Release Factors 2 from Escherichia coli and Thermus thermophilus: structural, spectroscopic and microcalorimetric studies

Gabriel Zoldák, Lars Redecke1, Dmitri I. Svergun2,3, Peter V. Konarev2,3, C. Stefan Voertler4, Holger Dobbek4, Erik Sedlák and Mathias Sprinzl4,*

Department of Biochemistry, P. J. Safárik University Kosice, Slovakia, 1Center of Experimental Medicine, Institute of Biochemistry and Molecular Biology I, University Hospital Hamburg-Eppendorf c/o DESY, Hamburg, Germany, 2European Molecular Biology Laboratory (EMBL), Outstation Hamburg at DESY Hamburg, Germany, 3Institute of Crystallography, Russian Academy of Sciences Moscow, Russia and 4Laboratorium of Biochemistry, University of Bayreuth Universitätsstrasse 30, D-95440 Bayreuth, Germany

*To whom correspondence should be addressed. Tel: +49 921 55 2420; Fax: +49 921 55 2432; Email: mathias.sprinzl{at}uni-bayreuth.de

Received July 4, 2006. Revised September 8, 2006. Accepted September 8, 2006.

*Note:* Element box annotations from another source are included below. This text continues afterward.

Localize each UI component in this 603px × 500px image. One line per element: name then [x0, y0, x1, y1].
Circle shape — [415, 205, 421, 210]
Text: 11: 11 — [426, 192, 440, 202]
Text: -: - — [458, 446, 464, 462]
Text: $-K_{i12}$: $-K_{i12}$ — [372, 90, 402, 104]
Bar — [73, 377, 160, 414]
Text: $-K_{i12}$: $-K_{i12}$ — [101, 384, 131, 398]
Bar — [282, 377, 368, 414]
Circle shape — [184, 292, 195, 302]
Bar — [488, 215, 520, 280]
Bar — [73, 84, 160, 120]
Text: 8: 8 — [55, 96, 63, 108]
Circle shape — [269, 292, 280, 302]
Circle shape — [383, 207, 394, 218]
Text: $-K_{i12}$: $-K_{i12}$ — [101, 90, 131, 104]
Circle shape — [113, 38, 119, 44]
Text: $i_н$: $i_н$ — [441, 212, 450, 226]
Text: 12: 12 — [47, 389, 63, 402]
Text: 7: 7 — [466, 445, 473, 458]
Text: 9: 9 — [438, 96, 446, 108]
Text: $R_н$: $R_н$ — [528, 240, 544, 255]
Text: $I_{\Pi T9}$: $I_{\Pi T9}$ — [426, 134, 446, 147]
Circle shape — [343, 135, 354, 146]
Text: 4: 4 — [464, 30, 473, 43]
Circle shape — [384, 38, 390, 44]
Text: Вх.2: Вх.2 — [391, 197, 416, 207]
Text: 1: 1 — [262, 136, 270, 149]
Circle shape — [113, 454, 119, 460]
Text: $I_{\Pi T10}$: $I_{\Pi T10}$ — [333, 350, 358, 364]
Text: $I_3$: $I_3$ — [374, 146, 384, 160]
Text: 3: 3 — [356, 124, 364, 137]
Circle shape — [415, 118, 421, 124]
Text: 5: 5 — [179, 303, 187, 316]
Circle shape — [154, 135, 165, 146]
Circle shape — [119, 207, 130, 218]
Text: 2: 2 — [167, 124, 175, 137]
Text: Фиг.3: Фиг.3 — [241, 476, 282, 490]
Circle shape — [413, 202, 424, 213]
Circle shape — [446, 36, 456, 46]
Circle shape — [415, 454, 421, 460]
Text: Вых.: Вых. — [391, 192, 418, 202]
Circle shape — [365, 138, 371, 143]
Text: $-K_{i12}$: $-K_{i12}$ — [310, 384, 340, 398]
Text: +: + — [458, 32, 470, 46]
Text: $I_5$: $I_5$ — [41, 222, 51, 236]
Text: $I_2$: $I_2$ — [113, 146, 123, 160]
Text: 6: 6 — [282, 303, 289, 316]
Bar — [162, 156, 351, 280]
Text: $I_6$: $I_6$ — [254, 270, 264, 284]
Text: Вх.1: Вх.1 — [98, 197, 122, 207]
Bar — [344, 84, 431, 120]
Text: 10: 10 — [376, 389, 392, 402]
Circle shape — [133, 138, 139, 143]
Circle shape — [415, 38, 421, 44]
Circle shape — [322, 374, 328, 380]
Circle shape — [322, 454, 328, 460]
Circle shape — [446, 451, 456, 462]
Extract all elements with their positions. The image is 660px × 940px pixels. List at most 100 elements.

Prokaryotic class I release factors (RFs) respond to mRNA stop codons and terminate protein synthesis. They interact with the ribosomal decoding site and the peptidyl-transferase centre bridging these 75 Å distant ribosomal centres. For this an elongated RF conformation, with partially unfolded core domains II·III·IV is required, which contrasts the known compact RF crystal structures. The crystal structure of Thermus thermophilus RF2 was determined and compared with solution structure of T. thermophilus and Escherichia coli RF2 by microcalorimetry, circular dichroism spectroscopy and small angle X-ray scattering. The structure of T. thermophilus RF2 in solution at 20°C is predominantly compact like the crystal structure. Thermodynamic analysis point to an initial melting of domain I, which is independent from the melting of the core. The core domains II·III·IV melt cooperatively at the respective physiological temperatures for T. thermophilus and E. coli. Thermodynamic analyses and the X-ray scattering results for T. thermophilus RF2 in solution suggest that the compact conformation of RF2 resembles a physiological state in absence of the ribosome.